A more accurate temperature forecasting is important in many aspects of the society. For most people, the predicted temperature helps them choose how to dress. So, in many other industries and sectors, temperature forecasting plays a key role to help people in their work. However, the current forecasting method is still based on meteorological simulations that require huge computation resources and a long time to get the accurate results.

To predict future temperature, this paper develops a new convolutional recurrent neural network (CRNN) model [1, 2], which can effectively forecast the future temperature according to the time series of the temperature data. The CRNN model developed in this paper is a multilevel neural network consisting of a convolutional neural network (CNN) portion and a recurrent neural network (RNN) portion. The CNN portion is used to process the spatial correlation in each temperature data map, and the RNN portion is used to process the time correlation in the consequent temperature data map.

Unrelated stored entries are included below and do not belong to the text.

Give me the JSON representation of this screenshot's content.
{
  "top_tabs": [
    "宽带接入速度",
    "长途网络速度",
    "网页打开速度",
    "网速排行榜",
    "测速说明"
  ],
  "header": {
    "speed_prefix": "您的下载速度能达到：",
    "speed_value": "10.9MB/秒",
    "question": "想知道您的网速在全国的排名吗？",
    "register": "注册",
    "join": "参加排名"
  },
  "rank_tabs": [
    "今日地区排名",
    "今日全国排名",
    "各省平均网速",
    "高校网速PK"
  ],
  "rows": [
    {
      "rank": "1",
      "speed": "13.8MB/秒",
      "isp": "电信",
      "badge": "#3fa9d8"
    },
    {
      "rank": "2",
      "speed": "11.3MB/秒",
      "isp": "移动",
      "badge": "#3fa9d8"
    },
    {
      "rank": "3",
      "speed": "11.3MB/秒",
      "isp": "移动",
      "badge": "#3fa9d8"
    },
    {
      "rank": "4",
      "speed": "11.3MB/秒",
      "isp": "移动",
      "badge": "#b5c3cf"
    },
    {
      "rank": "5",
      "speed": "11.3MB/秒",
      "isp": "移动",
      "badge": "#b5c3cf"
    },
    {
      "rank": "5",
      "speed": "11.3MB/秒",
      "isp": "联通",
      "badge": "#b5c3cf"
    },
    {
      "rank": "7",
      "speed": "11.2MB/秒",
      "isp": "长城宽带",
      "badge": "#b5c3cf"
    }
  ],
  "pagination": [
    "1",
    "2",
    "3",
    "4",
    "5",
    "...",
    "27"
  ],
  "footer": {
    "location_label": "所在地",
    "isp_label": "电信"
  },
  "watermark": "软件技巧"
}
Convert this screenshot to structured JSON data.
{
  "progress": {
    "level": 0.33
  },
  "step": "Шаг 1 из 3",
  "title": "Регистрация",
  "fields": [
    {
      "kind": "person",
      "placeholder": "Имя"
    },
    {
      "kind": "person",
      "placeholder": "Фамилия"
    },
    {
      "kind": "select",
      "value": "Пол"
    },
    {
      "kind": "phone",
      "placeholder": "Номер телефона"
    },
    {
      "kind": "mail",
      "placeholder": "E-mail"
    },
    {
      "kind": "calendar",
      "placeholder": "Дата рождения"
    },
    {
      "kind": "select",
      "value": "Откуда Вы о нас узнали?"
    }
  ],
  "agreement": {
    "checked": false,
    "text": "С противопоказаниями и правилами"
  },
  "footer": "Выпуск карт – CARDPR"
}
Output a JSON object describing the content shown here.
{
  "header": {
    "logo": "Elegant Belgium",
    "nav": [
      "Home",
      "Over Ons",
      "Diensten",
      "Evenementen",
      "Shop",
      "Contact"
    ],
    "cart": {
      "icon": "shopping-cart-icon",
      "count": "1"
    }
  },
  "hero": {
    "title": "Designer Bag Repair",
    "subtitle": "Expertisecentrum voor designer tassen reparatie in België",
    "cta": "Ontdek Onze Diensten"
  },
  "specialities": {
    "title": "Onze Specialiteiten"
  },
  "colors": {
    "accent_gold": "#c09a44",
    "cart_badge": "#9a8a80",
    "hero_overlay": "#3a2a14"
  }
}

Through the above structure, our model can learn the time and space correlation according to past temperature data, and one dense layer is added to generate the predicted temperature values. The training data we used are the daily average temperature data from the China Meteorological Administration. The data include daily average temperature observed from about 800 temperature stations in the mainland of China from 1952 to 2018. Our experiments show that our model can successfully predict the future temperature, and the average error is about 1.25°C.

The contribution of this paper is that we developed a reliable temperature forecasting deep learning model. Through the model, we can forecast the future temperature according to the past temperature values. Compared to traditional meteorological temperature prediction methods, our model can be used in different geographical environments and is especially useful in those environments where people are not fully aware of their meteorological models. This is because our model can learn the time and space correlation by itself according to the historical data. Therefore, our model can help people get the meteorological model of a geographical environment more easily in addition to conducting the temperature forecasting. This is a reinforcement learning process where the newly learned meteorological model will help improving the CRNN model to obtain better forecasting result.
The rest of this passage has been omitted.